Oz doesn’t need to write a blog; he lives one. He tells people, point-blank, that they should be “water-boarded” for going to Sea World. “Executed” for feeding their kids fast food. “Put to sleep” for letting themselves getting fat and complacent in middle age.
Most people can’t get away with that. But he has a gruff, disarming manner and a foreign accent that everyone thinks is charming.
Isn’t it refreshing when someone insults you, right to your face? It’s so European!
The other night he went to a surprise party and told the recipient (in a loud, aggrieved voice), “I haven’t been to an adult birthday party in thirty years, but your wife painted such a pathetic picture of you that I had to come and see for myself. You Big Baby! I wouldn’t have bothered if I’d known you had any friends!”

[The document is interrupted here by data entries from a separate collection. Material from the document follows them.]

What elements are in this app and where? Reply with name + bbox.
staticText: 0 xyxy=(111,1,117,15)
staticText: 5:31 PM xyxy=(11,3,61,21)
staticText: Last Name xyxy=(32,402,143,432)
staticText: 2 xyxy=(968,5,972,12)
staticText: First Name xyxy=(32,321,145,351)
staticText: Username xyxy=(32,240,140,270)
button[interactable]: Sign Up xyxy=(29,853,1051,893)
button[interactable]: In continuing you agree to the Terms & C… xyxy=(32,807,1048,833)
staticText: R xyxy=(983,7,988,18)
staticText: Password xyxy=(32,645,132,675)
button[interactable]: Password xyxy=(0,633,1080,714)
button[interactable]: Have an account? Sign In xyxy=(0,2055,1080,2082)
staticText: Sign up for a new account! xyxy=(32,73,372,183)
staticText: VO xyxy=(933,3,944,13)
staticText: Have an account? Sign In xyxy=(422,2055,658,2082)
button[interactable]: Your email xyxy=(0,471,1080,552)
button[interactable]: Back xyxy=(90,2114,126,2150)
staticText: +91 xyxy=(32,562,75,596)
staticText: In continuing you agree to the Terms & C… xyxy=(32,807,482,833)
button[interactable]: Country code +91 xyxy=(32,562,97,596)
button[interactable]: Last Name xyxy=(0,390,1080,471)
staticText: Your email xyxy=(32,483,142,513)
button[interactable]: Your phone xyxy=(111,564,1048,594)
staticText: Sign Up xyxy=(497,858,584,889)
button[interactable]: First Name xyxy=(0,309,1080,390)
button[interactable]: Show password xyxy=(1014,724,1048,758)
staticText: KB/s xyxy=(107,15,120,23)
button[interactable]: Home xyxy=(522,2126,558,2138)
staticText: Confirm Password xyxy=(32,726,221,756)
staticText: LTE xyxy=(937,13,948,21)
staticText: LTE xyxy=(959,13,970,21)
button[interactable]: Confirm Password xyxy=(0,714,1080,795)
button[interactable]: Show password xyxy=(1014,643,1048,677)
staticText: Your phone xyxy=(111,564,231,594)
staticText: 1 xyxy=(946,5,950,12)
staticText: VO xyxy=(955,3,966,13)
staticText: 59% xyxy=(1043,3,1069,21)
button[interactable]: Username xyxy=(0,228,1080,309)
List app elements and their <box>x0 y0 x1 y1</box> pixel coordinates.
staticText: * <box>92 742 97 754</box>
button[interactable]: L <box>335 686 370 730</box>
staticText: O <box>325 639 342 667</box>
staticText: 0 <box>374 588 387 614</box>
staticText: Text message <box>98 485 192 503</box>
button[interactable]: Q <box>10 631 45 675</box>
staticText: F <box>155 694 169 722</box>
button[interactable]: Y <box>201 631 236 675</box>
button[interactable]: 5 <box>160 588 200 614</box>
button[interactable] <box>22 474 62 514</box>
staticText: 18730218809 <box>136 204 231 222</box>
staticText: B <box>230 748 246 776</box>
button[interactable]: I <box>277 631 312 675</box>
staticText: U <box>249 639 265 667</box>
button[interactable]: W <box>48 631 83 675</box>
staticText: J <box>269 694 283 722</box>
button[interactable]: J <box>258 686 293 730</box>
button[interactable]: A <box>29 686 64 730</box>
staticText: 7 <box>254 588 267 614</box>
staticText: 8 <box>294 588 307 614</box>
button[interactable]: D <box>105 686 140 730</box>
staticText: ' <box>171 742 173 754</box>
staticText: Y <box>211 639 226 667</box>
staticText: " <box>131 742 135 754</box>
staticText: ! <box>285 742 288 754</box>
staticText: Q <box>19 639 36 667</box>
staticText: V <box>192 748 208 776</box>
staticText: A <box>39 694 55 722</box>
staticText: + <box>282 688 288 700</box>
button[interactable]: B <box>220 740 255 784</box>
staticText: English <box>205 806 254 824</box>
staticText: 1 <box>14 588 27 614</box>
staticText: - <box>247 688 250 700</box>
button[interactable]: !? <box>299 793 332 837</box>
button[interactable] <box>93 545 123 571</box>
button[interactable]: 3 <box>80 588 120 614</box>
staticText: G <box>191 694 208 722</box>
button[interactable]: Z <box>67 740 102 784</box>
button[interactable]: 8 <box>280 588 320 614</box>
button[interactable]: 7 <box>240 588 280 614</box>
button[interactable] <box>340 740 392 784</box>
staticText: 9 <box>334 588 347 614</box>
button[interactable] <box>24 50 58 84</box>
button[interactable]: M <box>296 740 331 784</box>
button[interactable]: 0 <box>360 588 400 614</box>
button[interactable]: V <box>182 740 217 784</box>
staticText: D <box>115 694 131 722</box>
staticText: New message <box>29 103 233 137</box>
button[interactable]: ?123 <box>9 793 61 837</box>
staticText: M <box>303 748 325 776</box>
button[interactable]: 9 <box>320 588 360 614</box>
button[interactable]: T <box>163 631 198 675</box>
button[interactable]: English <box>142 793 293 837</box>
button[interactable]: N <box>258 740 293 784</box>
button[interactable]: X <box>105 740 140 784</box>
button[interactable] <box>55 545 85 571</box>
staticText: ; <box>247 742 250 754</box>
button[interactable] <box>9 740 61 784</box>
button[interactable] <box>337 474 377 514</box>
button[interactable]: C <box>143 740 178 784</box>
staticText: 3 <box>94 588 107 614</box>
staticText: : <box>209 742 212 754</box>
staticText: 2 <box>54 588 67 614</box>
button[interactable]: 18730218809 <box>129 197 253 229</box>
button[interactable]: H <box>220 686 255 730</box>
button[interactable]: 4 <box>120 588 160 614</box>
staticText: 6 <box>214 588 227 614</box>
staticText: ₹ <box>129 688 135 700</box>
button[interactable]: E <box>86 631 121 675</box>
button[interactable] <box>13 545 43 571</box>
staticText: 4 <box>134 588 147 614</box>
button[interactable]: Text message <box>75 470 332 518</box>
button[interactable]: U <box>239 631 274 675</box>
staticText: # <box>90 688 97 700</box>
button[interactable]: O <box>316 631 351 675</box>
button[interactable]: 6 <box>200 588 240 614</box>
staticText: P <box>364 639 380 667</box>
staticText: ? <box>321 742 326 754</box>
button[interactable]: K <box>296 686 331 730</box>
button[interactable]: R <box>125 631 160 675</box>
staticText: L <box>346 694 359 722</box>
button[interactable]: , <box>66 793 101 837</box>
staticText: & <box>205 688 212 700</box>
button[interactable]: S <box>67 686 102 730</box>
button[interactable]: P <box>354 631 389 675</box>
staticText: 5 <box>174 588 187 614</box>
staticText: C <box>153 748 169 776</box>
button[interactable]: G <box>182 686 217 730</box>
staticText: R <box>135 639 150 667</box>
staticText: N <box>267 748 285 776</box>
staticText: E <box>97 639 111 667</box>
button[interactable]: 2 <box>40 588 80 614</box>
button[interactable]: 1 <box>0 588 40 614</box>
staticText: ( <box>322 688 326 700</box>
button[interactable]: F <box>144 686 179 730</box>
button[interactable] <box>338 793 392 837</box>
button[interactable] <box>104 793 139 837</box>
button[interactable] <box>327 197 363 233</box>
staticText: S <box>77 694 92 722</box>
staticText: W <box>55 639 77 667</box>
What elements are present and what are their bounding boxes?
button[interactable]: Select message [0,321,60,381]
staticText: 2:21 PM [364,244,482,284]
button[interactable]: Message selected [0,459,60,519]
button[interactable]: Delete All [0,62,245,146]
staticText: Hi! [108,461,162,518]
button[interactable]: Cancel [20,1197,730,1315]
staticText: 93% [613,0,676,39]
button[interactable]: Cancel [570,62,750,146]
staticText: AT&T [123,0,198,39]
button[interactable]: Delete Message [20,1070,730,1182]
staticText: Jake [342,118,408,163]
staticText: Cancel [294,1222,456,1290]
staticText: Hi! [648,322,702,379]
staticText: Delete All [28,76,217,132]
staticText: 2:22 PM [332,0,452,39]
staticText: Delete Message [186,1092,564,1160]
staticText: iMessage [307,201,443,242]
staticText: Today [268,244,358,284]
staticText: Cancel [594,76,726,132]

And people loved it. They lapped it up like ganache.
Oz stares at me. “What I mean is, are you writing for the hell of it, or do you have something to say?”
“I have something to say,” I decide. “I just don’t want to alienate people.”
“If you’re a loner, then why do you care?”
Why? Because I am a middle child, a “good girl,” a designated pleaser, appeaser, and peacemaker. I never want to hurt anyone’s feelings or piss them off. I don’t want to be rejected.
“I don’t know,” I sigh. “I just don’t want a bunch of haters on my ass!”
“Who’s going to hate you? A bunch of jerks who drink chocolate milk?”
I laugh loudly. As usual, he’s funny and has got a point. But in the end, we each have to be true to our own nature.